Search code examples
postgresqljoinaggregate-functionsuuid

How to select minimum UUID with left outer join?


I'm trying to select a row from a table which:

  1. has a minimum UUID
  2. is not referenced in another table

But I'm having problems when I try to enforce the first constraint.

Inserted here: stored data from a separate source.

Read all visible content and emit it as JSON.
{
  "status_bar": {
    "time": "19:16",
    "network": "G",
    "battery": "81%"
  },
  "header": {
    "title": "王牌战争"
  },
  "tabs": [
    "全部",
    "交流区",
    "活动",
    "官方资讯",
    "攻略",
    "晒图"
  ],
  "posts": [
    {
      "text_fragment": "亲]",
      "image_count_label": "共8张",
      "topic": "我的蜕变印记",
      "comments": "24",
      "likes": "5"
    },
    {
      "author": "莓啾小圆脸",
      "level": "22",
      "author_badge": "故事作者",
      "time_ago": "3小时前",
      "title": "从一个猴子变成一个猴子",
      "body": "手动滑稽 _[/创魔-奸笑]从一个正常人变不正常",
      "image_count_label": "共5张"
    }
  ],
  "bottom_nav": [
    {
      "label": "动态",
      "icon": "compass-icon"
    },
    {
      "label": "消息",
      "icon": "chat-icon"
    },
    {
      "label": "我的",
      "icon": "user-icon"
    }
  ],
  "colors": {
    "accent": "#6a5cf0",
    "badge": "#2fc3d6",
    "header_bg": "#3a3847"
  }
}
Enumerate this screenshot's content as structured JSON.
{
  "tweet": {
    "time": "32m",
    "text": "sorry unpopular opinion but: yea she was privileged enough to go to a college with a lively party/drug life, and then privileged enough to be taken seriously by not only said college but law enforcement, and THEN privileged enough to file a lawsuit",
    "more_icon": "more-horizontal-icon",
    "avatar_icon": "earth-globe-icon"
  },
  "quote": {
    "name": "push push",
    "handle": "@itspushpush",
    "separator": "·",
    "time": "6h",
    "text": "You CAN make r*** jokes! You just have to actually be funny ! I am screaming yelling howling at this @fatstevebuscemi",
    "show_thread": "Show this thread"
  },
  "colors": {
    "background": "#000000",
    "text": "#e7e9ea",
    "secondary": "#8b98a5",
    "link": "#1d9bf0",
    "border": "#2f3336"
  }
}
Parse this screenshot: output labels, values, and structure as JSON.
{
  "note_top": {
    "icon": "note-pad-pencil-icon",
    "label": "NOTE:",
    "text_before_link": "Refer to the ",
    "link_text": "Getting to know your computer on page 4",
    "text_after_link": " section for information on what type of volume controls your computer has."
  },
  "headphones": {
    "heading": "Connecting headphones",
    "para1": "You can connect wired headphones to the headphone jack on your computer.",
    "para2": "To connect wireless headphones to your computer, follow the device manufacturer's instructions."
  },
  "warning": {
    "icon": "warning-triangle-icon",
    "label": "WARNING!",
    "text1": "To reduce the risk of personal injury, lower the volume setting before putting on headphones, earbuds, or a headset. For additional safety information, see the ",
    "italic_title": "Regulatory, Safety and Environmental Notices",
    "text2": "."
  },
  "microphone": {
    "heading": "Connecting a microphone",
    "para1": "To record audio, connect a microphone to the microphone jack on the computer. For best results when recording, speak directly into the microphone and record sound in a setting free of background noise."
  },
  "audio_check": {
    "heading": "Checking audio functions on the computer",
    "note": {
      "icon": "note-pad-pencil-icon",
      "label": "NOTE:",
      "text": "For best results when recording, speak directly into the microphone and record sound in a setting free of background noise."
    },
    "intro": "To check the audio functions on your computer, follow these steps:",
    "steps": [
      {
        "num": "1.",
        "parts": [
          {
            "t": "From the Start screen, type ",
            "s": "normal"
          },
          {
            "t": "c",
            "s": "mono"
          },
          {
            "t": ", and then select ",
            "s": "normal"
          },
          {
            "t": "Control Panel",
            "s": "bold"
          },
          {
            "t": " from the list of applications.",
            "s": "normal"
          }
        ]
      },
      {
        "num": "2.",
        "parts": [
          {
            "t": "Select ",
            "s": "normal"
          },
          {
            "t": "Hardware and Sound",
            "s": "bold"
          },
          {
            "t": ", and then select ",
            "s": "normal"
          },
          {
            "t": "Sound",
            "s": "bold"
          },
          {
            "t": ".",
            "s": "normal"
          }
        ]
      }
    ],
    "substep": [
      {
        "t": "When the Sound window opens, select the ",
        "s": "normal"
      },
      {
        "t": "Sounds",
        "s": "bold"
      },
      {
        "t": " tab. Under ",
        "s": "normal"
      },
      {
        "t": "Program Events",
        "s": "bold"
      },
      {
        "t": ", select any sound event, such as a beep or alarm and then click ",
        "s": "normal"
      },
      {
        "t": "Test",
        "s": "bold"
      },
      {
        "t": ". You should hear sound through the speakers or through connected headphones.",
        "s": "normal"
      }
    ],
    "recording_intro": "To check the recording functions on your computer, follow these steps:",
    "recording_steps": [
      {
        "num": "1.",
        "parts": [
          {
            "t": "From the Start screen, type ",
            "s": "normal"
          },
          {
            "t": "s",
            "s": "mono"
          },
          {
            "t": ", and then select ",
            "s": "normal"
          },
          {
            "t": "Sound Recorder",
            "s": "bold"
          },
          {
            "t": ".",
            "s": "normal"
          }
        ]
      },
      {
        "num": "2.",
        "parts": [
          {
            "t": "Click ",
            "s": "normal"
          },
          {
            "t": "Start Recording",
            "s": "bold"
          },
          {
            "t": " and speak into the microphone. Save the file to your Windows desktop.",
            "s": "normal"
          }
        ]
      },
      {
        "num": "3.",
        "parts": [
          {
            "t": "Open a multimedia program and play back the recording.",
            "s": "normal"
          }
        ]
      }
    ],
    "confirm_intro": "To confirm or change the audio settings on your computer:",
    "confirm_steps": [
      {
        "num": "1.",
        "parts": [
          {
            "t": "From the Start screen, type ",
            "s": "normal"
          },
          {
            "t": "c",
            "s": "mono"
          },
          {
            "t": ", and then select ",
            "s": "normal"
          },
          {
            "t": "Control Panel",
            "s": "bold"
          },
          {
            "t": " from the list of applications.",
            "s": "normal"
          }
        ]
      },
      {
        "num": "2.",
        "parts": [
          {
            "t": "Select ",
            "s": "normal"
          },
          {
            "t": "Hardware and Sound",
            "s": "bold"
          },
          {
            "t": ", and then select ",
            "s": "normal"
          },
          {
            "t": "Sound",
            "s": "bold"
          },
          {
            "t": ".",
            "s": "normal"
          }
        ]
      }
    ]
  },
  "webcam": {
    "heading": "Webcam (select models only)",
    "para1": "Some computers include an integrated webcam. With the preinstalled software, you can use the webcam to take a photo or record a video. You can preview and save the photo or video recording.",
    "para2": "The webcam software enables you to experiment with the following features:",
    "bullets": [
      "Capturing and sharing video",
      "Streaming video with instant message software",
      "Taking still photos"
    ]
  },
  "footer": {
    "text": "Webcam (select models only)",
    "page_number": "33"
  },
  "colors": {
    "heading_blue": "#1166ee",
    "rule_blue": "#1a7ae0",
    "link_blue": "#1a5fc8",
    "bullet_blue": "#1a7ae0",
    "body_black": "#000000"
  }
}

Here's everything working as expected on integers: First, create tables that look like this:

t1
+----+---------+
| id | content |
+----+---------+
|  1 | a       |
|  2 | b       |
|  3 | c       |
+----+---------+

and

t2
+----+---------+
| id | t1_id   |
+----+---------+
|  1 | 1       |
+----+---------+
postgres=# create table t1(id int, content varchar(10), primary key (id));
CREATE TABLE
postgres=# create table t2(id int, t1_id int, foreign key (t1_id) references t1(id));
CREATE TABLE
postgres=# insert into t1 values (1, 'a');
INSERT 0 1
postgres=# insert into t1 values (2, 'b');
INSERT 0 1
postgres=# insert into t1 values (3, 'c');
INSERT 0 1
postgres=# insert into t2 values (1, 1);
INSERT 0 1

Now, I want to select the row in t1 with the lowest id which doesn't appear as a foreign key in t2. I want to select the row in t1 which has id = 2 and it works as expected:

postgres=# select min(t1.id) from t1 left outer join t2 on t1.id = t2.t1_id where t2.id is null;
 min
-----
   2
(1 row)

However, when I try the same with UUIDs, the final query fails to return anything at all. Note, I've used the answer from this post to define a way to find minimum UUIDs:

CREATE OR REPLACE FUNCTION min(uuid, uuid)
RETURNS uuid AS $$
BEGIN
    IF $2 IS NULL OR $1 > $2 THEN
        RETURN $2;
    END IF;

    RETURN $1;
END;
$$ LANGUAGE plpgsql;


create aggregate min(uuid) (
  sfunc = min,
  stype = uuid,
  combinefunc = min,
  parallel = safe,
  sortop = operator (<)
);

Now, build the tables just the same as before, use gen_random_uuid to autogenerate UUIDs:

postgres=# drop table t2;
postgres=# drop table t1;
postgres=# create table t1(id uuid default gen_random_uuid(), content varchar(10), primary key (id));
postgres=# create table t2(id int, t1_id uuid, foreign key (t1_id) references t1(id));
postgres=# insert into t1(content) ('a');
postgres=# insert into t1(content) values ('a');
postgres=# insert into t1(content) values ('b');
postgres=# insert into t1(content) values ('c');

We've successfully made three entries in t1. Add an entry to t2:

postgres=# select * from t1;
                  id                  | content
--------------------------------------+---------
 b6148ae3-db56-4a4a-8d46-d5b4f04277ac | a
 03abd324-8626-4fb1-9cb0-593373abf9ca | b
 9f12b297-3f60-48a7-8282-e27c3aff1152 | c
(3 rows)


postgres=# insert into t2 values(1, '9f12b297-3f60-48a7-8282-e27c3aff1152');

Try to select the row from t1 with a minimum ID that doesn't appear in t2, note that this fails.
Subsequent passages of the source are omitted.